Managing huge amounts of data can prove an expensive proposition, particularly with regard to storage and infrastructure costs. Moreover, analysts (or whomever else needs to crunch the numbers) often need to transfer the data from dedicated storage to whatever platform is performing the computations, which can create bottlenecks depending on network configuration.
Cleversafe has an idea about how to solve some of those issues: the newly announced Dispersed Compute Storage, once built, will merge Apache Hadoop—an open-source framework for reliably running distributed applications on large hardware clusters—with its Dispersed Storage Network (dsNet) system on the same platform, effectively combining storage with computation.
As part of the project, Cleversafe will swap out the Hadoop Distributed File System (HDFS), which relies on three copies of data for protection, with Informational Dispersal Algorithms—potentially reducing overhead and management costs, in the case of particularly large datasets. The company’s dsNet system can slice up data and disperse it across multiple nodes, eliminating single points of failure along with potential bottlenecks.
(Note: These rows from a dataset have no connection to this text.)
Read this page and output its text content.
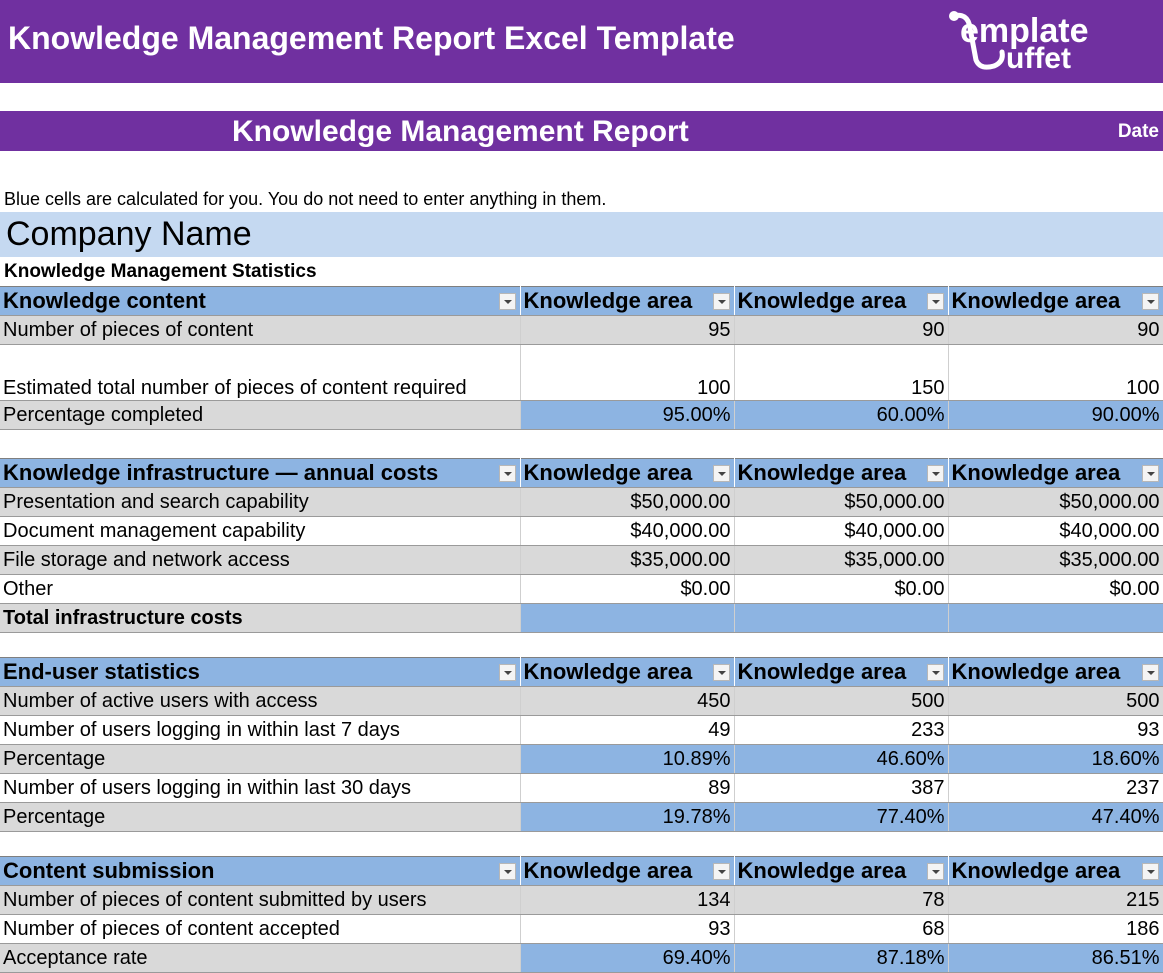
Knowledge Management Report Excel Template	emplate
uffet
Knowledge Management Report	Date
Blue cells are calculated for you. You do not need to enter anything in them.
Company Name
Knowledge Management Statistics
Knowledge content	Knowledge area	Knowledge area	Knowledge area

Number of pieces of content	95	90	90
Estimated total number of pieces of content required	100	150	100
Percentage completed	95.00%	60.00%	90.00%
Knowledge infrastructure — annual costs	Knowledge area	Knowledge area	Knowledge area

Presentation and search capability	$50,000.00	$50,000.00	$50,000.00
Document management capability	$40,000.00	$40,000.00	$40,000.00
File storage and network access	$35,000.00	$35,000.00	$35,000.00
Other	$0.00	$0.00	$0.00
Total infrastructure costs			
End-user statistics	Knowledge area	Knowledge area	Knowledge area

Number of active users with access	450	500	500
Number of users logging in within last 7 days	49	233	93
Percentage	10.89%	46.60%	18.60%
Number of users logging in within last 30 days	89	387	237
Percentage	19.78%	77.40%	47.40%
Content submission	Knowledge area	Knowledge area	Knowledge area

Number of pieces of content submitted by users	134	78	215
Number of pieces of content accepted	93	68	186
Acceptance rate	69.40%	87.18%	86.51%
Lockheed Martin and Cleversafe are developing a federal version of Dispersed Compute Storage for government agencies. “The Federal community has been out in front of Big Data, well ahead of many other market segments, and needs technology solutions today that are well suited for Exabyte scale storage as well as massive computation,” Tom Gordon, CTO and vice president of Engineering for Lockheed Martin’s Information Systems and Global Solutions-National, wrote in a July 10 statement tied to the release.
If it works as intended, Cleversafe’s solution could bring the best of both worlds to Hadoop users: retaining (via its own technology) Hadoop’s fault tolerance, scalability and distribution abilities while reducing some of the overhead and bulkiness of HDFS.
Because of its scalability, Hadoop has emerged as a go-to technology for many companies, from tiny startups to large enterprises such as IBM and Microsoft. Research firm IDC recently estimated that worldwide revenues for Hadoop-MapReduce ecosystem software will rise from $77 million in 2011 to $812.8 million in 2016.
Hadoop’s growing popularity has led all manner of IT vendors to jump into the proverbial fray with proprietary data-analytics platforms that leverage the framework.